With respect to materiality, “direct evidence showing how consumers would likely react to the alleged deception”—“like surveys and consumer declarations”—may show that a deception is material; but the baseline proposition is that “[c]ircumstantial evidence is not only sufficient, but may also be more certain, satisfying and persuasive than direct evidence.” Mi Familia Vota v. Fontes, 129 F.4th 691, 724 (9th Cir. 2025) (quoting Desert Palace, Inc. v. Costa, 539 U.S. 90, 100 (2003)). Furthermore, a consumer declaration also may be used to prove materiality. Skydive Ariz., Inc. v. Quattrocchi, 673 F.3d 1105, 1111 (9th Cir. 2012) (“Although a consumer survey could also have proven materiality in this case, we decline to hold that it was the only way to prove materiality.”).
The Ninth Circuit affirmed that the district court found that InSinkErator was likely to “show that the false advertising was material.”
This conclusion was supported not only by the general importance of horsepower to consumers, but also by a lengthy analysis of the use of horsepower as a “key differentiating factor when it comes to purchasing and advertising garbage disposals” (emphasis added), with national retailers organizing products by horsepower designation. For example, the district court explained, Home Depot displays competitors' disposals side-by-side based on their horsepower labels, i.e., “Joneca's 1HP disposal [is] adjacent to InSinkErator's 1HP disposal.” Home Depot describes 1 horsepower disposals as “Heavy Duty,” 3/4 horsepower disposals as “Medium Duty,” and 1/3 and 1/2 horsepower disposals as “Light Duty.” Because retailers display disposals to consumers by horsepower level, it was reasonable for the district court to infer that a false claim about a disposal's horsepower—i.e., a horsepower claim that causes a disposal that lacks even the horsepower to qualify as Medium Duty to be displayed in the Heavy Duty section—would materially affect whether and how consumers would compare the unit to competing products.
Thus, the fact that retailers organized disposals by horsepower “signals that horsepower is an important—if not primary—distinction used by retailers to market [disposals] to consumers.”
The Ninth Circuit also held that the district court did not err in relying on InSinkErator's “market research” showing that “consumers ranked horsepower as one of the top purchasing considerations for garbage disposals.”
With respect to injury under the Lanham Act injury, the Ninth Circuit noted with approval the helpful guidance from the Second Circuit decision in Church & Dwight Co. v.
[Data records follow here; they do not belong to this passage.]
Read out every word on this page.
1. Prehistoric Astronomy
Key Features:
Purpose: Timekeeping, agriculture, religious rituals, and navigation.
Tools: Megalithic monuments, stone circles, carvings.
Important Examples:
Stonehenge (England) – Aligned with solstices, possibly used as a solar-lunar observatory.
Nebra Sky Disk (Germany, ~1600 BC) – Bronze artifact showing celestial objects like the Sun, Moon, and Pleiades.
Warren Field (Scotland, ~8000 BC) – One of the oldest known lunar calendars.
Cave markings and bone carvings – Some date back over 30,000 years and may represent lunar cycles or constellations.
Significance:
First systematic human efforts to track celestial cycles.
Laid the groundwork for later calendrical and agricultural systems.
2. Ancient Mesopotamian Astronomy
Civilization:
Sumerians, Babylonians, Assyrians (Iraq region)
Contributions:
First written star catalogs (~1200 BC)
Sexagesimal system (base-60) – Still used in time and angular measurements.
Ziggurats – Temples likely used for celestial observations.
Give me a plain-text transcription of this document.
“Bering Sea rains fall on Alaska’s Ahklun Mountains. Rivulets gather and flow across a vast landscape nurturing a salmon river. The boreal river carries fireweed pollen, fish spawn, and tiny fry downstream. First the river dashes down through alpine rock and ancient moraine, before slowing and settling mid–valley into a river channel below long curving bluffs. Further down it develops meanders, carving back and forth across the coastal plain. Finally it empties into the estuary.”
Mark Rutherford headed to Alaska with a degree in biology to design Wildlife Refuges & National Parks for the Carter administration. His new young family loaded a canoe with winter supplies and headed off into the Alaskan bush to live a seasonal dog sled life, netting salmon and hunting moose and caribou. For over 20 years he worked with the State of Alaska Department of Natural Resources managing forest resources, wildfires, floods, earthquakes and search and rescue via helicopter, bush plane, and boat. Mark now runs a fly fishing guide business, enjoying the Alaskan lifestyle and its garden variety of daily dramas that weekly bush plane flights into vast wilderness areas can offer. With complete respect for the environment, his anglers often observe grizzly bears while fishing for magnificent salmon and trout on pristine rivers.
SPD Swiss Precision Diagnostics, GmBH, 843 F.3d 48, 70–71 (2d Cir. 2016) that “in many cases the evidence and the findings by the court that a plaintiff has been injured or is likely to suffer injury will satisfy the materiality standard—especially where the defendant and plaintiff are competitors in the same market and the falsity of the defendant's advertising is likely to lead consumers to prefer the defendant's product over the plaintiff's.”
Thus, the district court did not err in finding that, when “a false statement is prominently displayed on a direct competitor's product, and sold side-by-side at the same retailer as if to compare products and value, there is a real likelihood” of “diverted sales or diminished goodwill.”
In affirming the preliminary injunction, the Ninth Circuit held that the district court did not err in finding that InSinkErator would be irreparably harmed absent preliminary relief, in balancing the hardships, and in finding that the injunction was in the public interest.